The 31-year-old veteran has appeared in just 21 games at the big league level this year, but he has earned a spot on the roster for the final five weeks of the season thanks to his recent play.
Whether it was a heads-up baserunning play to secure a victory in New York on Monday night, or a diving play up the middle the following day to save a run, McCoy has become a favorite of manager John Farrell.
"His value shows up even more now that we're carrying the extra reliever, with the ability to play both the outfield and infield," Farrell said. "He's going to get more exposure and more opportunity when guys are needing a break and certain matchups might exist. The versatility is an asset, there's no doubt.
"The offensive numbers might not tell the whole story, it's some small smaller parts of the game that really show through."
McCoy has appeared at every position for the Blue Jays during the past two years except for catcher and first base. He entered play on Wednesday hitting just .211 with one home run and six RBIs, but he provides invaluable flexibility off the bench.
With rosters expanding on Saturday, McCoy is no longer in danger of being optioned back to the Minor Leagues. That's welcome news for Toronto's most frequent flyer, who has been sent back to Triple-A Las Vegas on 10 occasions over the past two years.
Opening exists for Sierra to impress Blue Jays
NEW YORK -- The season-ending wrist injury suffered by Jose Bautista has opened the door for rookie Moises Sierra to prove his value heading into the offseason.
Sierra has been arguably the Blue Jays' most impressive rookie this year, and with a potential vacancy in left field next season, the final month of the year will serve as an extended audition for that role.
The 23-year-old Sierra has made the most of his opportunity so far, hitting .294 with a pair of home runs and five RBIs in 22 games entering Wednesday's series finale in New York. While other rookies like Anthony Gose have appeared overmatched at times, it's Sierra who has suddenly jumped up the club's depth chart.
"He has done a good job [with] his bat path staying in the strike zone," Blue Jays manager John Farrell said Wednesday. "He's been able to handle fastballs and breaking balls, as he did last night against [Phil] Hughes."
Farrell's also been impressed with the way Sierra has handled right field during Bautista's absence. There's still plenty of work to be done with the accuracy of his throws from the corner-outfield spot, and at times he has appeared a little too aggressive around the wall, but overall Farrell has come away with glowing reviews.
"His routes in right field have been very good, and not just with routine type of plays," Farrell said. "There have been some line drives, even in this series, that have been hit right at him that have tailed toward the line, where he has made an adjustment going for some fly balls. He has done a very good job."

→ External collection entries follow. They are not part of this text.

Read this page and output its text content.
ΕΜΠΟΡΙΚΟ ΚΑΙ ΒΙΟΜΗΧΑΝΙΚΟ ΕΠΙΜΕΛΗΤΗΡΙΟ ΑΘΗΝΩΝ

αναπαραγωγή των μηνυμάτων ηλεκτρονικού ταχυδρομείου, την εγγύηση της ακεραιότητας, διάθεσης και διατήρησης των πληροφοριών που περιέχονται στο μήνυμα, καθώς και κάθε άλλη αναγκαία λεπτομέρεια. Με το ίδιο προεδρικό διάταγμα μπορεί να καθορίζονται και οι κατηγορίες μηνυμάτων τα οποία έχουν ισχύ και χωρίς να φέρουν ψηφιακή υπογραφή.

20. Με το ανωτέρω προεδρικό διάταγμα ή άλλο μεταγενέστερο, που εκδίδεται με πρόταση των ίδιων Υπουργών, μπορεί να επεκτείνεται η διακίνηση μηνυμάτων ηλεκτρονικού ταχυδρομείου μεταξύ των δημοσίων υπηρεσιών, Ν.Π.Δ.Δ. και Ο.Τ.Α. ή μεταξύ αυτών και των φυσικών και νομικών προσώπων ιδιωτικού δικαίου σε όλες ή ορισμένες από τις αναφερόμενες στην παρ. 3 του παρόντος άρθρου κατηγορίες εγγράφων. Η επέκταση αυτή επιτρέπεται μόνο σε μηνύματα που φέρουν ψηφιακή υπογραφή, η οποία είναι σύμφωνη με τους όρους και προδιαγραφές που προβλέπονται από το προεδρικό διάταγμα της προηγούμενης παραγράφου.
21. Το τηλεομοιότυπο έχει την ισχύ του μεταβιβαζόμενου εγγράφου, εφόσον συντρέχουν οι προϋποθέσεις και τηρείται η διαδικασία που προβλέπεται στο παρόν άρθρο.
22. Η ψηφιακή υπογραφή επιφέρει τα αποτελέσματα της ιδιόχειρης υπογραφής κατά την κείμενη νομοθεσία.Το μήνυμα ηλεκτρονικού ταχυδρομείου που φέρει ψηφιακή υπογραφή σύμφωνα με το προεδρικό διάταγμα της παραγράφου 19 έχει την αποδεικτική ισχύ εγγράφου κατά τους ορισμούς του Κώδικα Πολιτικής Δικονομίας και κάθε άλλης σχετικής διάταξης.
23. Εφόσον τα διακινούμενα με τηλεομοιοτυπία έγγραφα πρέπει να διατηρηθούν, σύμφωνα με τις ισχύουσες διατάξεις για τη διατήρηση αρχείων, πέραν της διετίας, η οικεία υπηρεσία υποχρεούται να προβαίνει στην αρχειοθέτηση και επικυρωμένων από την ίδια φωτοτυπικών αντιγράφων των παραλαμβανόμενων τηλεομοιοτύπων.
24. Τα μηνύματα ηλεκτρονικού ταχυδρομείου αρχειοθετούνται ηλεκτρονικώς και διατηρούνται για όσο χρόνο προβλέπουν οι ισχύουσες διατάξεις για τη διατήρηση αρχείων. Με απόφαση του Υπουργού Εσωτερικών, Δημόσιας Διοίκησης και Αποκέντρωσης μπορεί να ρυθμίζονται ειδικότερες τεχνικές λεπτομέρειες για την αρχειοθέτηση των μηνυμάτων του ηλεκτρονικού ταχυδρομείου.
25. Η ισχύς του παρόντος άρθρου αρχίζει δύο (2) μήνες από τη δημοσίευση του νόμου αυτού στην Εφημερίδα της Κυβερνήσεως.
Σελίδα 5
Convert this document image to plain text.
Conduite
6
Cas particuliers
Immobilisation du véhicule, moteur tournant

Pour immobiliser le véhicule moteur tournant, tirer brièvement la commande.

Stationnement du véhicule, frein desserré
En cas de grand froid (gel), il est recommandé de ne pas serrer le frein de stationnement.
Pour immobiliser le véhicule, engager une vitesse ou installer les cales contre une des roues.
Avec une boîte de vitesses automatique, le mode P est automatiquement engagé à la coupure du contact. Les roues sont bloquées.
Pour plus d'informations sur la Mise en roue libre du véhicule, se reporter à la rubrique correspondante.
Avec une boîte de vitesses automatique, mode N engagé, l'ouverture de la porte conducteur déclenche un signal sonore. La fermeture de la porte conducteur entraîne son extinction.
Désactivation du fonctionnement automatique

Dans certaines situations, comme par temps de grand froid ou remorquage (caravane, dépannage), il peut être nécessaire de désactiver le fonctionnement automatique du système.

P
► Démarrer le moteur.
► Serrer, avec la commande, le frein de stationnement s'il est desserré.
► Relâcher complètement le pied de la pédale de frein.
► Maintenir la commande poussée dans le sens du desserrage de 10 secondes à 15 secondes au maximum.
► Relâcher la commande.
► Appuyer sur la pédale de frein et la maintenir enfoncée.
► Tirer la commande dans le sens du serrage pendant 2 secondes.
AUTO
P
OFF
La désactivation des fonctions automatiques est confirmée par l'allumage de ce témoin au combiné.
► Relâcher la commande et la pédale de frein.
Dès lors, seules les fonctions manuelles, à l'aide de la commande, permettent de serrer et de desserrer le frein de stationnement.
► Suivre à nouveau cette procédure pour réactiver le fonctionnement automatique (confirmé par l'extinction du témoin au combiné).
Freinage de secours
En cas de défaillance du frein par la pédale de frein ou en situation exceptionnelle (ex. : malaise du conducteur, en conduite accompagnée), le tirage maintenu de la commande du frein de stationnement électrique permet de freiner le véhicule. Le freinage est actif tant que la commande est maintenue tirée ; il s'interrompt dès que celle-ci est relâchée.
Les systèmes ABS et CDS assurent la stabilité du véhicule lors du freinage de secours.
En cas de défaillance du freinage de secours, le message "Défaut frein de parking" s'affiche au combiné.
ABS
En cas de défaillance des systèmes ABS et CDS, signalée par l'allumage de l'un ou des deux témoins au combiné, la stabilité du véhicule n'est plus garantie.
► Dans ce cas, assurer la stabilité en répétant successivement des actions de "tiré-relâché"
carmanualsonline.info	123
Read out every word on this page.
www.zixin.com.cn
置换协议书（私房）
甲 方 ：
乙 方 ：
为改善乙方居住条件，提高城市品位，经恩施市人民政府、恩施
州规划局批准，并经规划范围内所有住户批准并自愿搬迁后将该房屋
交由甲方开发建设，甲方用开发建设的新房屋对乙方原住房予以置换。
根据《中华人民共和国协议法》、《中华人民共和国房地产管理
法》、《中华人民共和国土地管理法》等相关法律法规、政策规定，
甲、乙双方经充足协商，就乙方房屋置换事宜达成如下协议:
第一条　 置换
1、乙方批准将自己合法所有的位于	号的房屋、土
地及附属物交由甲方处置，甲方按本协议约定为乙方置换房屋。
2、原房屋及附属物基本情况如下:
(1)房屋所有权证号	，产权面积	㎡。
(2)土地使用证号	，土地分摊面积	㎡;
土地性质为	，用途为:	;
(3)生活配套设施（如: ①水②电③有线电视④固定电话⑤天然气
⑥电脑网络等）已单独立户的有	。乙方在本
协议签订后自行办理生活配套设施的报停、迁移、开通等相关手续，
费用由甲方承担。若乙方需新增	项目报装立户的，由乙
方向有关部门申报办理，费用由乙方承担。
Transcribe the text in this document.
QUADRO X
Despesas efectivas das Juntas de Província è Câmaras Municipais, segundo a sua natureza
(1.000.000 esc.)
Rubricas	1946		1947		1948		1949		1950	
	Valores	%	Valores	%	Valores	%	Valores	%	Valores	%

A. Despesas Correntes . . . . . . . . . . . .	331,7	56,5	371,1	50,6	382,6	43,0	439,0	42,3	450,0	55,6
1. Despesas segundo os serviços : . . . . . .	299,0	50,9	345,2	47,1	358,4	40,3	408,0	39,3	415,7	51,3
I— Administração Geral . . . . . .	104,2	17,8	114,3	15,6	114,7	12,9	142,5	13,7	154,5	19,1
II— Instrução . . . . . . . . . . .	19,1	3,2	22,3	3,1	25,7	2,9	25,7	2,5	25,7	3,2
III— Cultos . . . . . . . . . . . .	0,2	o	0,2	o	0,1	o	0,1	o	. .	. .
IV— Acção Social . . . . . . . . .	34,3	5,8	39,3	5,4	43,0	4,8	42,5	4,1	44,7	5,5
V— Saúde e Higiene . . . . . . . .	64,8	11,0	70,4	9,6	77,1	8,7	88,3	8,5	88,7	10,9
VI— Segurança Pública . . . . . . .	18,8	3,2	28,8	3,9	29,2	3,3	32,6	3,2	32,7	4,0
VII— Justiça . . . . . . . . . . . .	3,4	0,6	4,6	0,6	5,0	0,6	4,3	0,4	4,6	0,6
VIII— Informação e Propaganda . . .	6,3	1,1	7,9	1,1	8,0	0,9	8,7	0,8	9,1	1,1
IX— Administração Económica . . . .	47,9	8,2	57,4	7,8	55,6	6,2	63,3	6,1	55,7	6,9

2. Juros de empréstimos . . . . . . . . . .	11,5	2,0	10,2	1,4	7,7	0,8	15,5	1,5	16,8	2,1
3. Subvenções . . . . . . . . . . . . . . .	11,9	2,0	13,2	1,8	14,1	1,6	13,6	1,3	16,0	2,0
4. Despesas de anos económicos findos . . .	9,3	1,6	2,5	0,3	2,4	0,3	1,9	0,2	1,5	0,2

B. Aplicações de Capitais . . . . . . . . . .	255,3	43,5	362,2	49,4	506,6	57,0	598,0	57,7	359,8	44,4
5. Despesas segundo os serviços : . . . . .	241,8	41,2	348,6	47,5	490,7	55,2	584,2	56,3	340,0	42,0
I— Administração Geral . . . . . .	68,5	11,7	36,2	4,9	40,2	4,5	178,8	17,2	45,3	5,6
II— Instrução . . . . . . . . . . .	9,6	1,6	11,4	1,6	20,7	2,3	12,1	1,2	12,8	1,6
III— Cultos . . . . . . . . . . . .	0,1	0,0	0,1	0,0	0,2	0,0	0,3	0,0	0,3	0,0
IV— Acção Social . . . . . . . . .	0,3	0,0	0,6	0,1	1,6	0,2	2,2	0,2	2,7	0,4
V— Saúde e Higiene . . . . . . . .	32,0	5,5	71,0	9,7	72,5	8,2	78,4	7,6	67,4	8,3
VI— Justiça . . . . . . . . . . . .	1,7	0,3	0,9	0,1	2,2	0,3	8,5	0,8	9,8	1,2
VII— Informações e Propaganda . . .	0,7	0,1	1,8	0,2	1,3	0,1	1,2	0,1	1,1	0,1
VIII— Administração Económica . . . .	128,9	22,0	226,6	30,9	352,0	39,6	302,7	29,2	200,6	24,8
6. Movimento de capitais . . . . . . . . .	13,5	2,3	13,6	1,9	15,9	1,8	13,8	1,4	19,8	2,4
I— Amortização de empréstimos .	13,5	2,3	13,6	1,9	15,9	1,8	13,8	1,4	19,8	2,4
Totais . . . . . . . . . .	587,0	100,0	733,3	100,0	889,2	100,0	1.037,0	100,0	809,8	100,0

Center fielder Colby Rasmus received the day off on Wednesday afternoon with tough left-hander CC Sabathia on the mound for New York. Rasmus was mired in a 2-for-41 slump earlier this week until he helped propel the Blue Jays to victory on Monday night with a three-run homer off Yankees closer Rafael Soriano.
The Blue Jays entered play on Wednesday with a .240 (6-19) winning percentage during the month of August. That will go down as the third-worst record of any month in club history, beaten only September 1978 (.160, 4-21) and May 1979 (.179, 5-23).